Im Gemeinderat hat man dem schon im September einen Riegel vorgeschoben und einem Interimsmanagement bis zur endgültigen Übergabe zugestimmt. Das Ziel: Ingersheim soll es ermöglicht werden, das jährliche sechsstellige Defizit der Sozialstation im Gemeindehaushalt endgültig zu beenden. Der Beschluss fiel einstimmig, wie Jürgen Fleischmann (FW) betonte, was immer seltener vorkomme.
Defizit wird erwartet
Wie eng die Finanzen sind, machte die Bürgermeisterin in einem kleinen Ausblick auf den Haushalt deutlich, der im Februar eingebracht wird. Obwohl man seit über vier Jahren Haushaltskonsolidierung neue Gebührenkalkulationen, neue Satzungen und neue Anpassungen abgearbeitet habe, rechnet man in der Kämmerei für den Haushalt 2025 im laufenden Betrieb mit einem Defizit von mehr als zwei Millionen Euro. Fazit: In diesem finanziellen Umfeld ist die Ingersheimer Sozialstation langfristig nicht überlebensfähig.
In die Sitzung waren auch Natalie Meinert und Martin Schäfer, beide Geschäftsführer der EHS, sowie Lena Luff, Pflegedienstleiterin der Sozialstation, eingeladen, die Rede und Antwort standen. Luff räumte mit den Gerüchten auf, die Ingersheimer Sozialstation sei über die Ortsgrenzen hinaus aktiv, „dies gibt der Rahmenvertrag gar nicht her.“
Meinert und Schäfer betonten, man habe auch keine Touren zusammengelegt, nach einer Kontrolle des Medizinischen Dienstes habe man lediglich Touren angepasst. Ziel sei es, noch mehr Touren anzubieten, so Meinert, die im Zuge des Interimsmanagements als Geschäftsführerin der EHS die organisatorischen Abläufe in der Sozialstation steuert. Derzeit müsse man zwar auf Leiharbeitsfirmen zurückgreifen, angestrebt werde aber eine Erhöhung des Personalstandes.
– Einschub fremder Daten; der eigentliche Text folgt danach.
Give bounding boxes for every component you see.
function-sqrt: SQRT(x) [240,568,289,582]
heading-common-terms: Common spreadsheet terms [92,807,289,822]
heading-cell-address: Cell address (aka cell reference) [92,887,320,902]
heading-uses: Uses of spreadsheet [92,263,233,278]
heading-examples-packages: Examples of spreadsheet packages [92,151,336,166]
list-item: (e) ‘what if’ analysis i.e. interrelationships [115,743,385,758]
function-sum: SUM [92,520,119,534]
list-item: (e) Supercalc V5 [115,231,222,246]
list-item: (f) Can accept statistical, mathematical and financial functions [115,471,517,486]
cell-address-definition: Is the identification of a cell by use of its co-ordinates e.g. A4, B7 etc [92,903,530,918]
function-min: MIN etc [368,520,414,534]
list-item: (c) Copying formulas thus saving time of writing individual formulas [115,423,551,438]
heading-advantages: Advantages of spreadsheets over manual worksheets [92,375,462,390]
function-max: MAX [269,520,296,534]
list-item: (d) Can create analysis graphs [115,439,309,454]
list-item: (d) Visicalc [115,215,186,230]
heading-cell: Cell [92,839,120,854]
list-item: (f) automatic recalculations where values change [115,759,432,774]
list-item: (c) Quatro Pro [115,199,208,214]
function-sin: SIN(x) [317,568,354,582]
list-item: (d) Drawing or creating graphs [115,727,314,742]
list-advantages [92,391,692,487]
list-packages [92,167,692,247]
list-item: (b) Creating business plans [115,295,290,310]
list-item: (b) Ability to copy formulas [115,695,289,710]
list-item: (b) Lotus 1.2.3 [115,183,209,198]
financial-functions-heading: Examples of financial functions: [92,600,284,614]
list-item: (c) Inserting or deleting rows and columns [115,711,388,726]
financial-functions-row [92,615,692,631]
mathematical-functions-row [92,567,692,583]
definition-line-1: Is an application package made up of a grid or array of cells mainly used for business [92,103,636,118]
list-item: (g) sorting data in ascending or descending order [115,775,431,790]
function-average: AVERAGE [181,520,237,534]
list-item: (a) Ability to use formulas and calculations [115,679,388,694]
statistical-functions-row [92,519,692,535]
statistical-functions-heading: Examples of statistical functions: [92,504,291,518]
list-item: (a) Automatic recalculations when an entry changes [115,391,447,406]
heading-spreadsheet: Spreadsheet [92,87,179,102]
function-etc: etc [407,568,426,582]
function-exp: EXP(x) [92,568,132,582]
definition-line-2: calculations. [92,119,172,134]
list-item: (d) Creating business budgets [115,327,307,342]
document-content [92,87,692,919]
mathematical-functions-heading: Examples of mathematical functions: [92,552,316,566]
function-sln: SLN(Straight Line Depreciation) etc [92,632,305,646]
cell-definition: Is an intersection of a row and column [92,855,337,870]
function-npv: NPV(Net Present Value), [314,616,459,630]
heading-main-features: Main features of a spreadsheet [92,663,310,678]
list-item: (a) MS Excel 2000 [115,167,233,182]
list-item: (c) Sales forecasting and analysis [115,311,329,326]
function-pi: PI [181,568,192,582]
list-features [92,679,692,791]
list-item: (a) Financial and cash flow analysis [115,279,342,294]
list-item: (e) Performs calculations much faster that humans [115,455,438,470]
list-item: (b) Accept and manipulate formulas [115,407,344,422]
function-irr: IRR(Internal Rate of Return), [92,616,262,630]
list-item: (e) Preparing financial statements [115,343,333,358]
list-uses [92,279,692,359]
Keine Nachteile für Beteiligte
Mehrmals betont wurde auch, dass sich durch den Betriebsübergang zur EHS für Mitarbeitende als auch für Patienten nichts ändert, keiner werde schlechter gestellt. Gemeinderat Jürgen Fleischmann richtete deshalb einen Appell an die Mitarbeitenden der Sozialstation, zum Wohle der Gemeinde dabeizubleiben. Thorsten Majer von der SPD sagte, von dem Betriebsübergang profitiere die Gemeinde, die Sozialstation sei finanziell nicht mehr leistbar. Man hätte im Vorfeld der Interimslösung auch nur zustimmen können, weil alle Bedingungen für Mitarbeitende und Patienten der Sozialstation gleichbleiben. Für etwas anderes würde es keine Anhaltspunkte geben.